Seit Jahrzehnten verschiebt sich die geografische Verteilung der Mitglieder des Ökumenischen Rats der Kirchen (ÖRK) in den globalen Süden. So hat sich das „Gesicht“ des Christentums deutlich gewandelt. Dies hat weitreichende Folgen für die Arbeitsweise und thematischen Fragestellungen im ÖRK sowie für die europäischen Theologien, die sich ihrer Kontextgebundenheit bewusst werden müssen.

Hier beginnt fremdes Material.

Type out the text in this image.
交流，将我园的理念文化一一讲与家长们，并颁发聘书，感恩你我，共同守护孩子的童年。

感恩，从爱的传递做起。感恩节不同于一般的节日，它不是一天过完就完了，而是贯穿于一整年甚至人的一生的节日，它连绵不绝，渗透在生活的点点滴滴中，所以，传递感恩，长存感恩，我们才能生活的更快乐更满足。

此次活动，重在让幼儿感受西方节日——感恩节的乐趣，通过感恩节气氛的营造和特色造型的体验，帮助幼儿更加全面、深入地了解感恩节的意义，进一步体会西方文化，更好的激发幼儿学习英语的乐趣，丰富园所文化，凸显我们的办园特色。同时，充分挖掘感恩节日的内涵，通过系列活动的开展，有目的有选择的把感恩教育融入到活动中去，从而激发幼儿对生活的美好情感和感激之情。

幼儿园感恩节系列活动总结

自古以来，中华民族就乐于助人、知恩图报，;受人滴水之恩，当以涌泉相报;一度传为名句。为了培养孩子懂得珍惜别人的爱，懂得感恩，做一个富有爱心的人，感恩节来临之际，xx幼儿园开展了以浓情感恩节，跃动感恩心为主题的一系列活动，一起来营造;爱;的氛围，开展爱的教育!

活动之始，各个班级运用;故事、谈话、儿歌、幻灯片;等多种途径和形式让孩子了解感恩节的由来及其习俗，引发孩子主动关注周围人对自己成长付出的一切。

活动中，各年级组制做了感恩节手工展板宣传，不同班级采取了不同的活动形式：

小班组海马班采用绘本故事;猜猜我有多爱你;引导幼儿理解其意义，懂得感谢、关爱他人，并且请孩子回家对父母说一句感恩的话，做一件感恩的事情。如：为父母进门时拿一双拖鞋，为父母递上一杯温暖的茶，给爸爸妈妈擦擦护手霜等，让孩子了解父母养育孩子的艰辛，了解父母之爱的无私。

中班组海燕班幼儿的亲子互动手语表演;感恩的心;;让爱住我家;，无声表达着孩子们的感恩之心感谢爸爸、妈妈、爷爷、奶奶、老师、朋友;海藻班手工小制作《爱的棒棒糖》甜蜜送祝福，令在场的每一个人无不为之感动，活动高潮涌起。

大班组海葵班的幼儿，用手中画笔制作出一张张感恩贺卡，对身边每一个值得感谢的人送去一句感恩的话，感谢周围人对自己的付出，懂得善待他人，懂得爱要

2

Vom 31. August bis zum 8. September werden Delegierte der Mitgliedskirchen des Ökumenischen Rates der Kirchen (ÖRK) in Karlsruhe, Deutschland, zusammenkommen. Es wird die elfte Vollversammlung seit seiner Gründung 1948 sein, die dritte in Europa und die erste in Deutschland. Andere Gremien des ÖRK wie das Exekutivkomitee und der weitaus größere Zentralausschuss haben bereits in Deutschland getagt. Insbesondere die Tagung des Zentralausschusses 1981 in Dresden zu Zeiten der DDR war wichtig für die Beziehung zwischen den Kirchen im damaligen Ostblock und in anderen Weltregionen.

Die kommende Vollversammlung wird zwar in Deutschland stattfinden, aber dazu eingeladen wurde in Gemeinschaft mit den protestantischen Kirchen in Frankreich (Elsass-Lothringen) und der Evangelisch-reformierten Kirche der Schweiz. Karlsruhe wird so als ein Ort in einer grenzüberschreitenden Region erkennbar und steht zusammen mit Straßburg und Basel für ein vereintes Europa. Die Vollversammlung des ÖRK findet alle acht Jahre statt. Die Delegierten der derzeit 352 Mitgliedskirchen kommen aus aller Welt zusammen, um die Richtlinien für die programmatische Arbeit des Rates festzulegen und die Mitglieder der ÖRK-Gremien zu wählen.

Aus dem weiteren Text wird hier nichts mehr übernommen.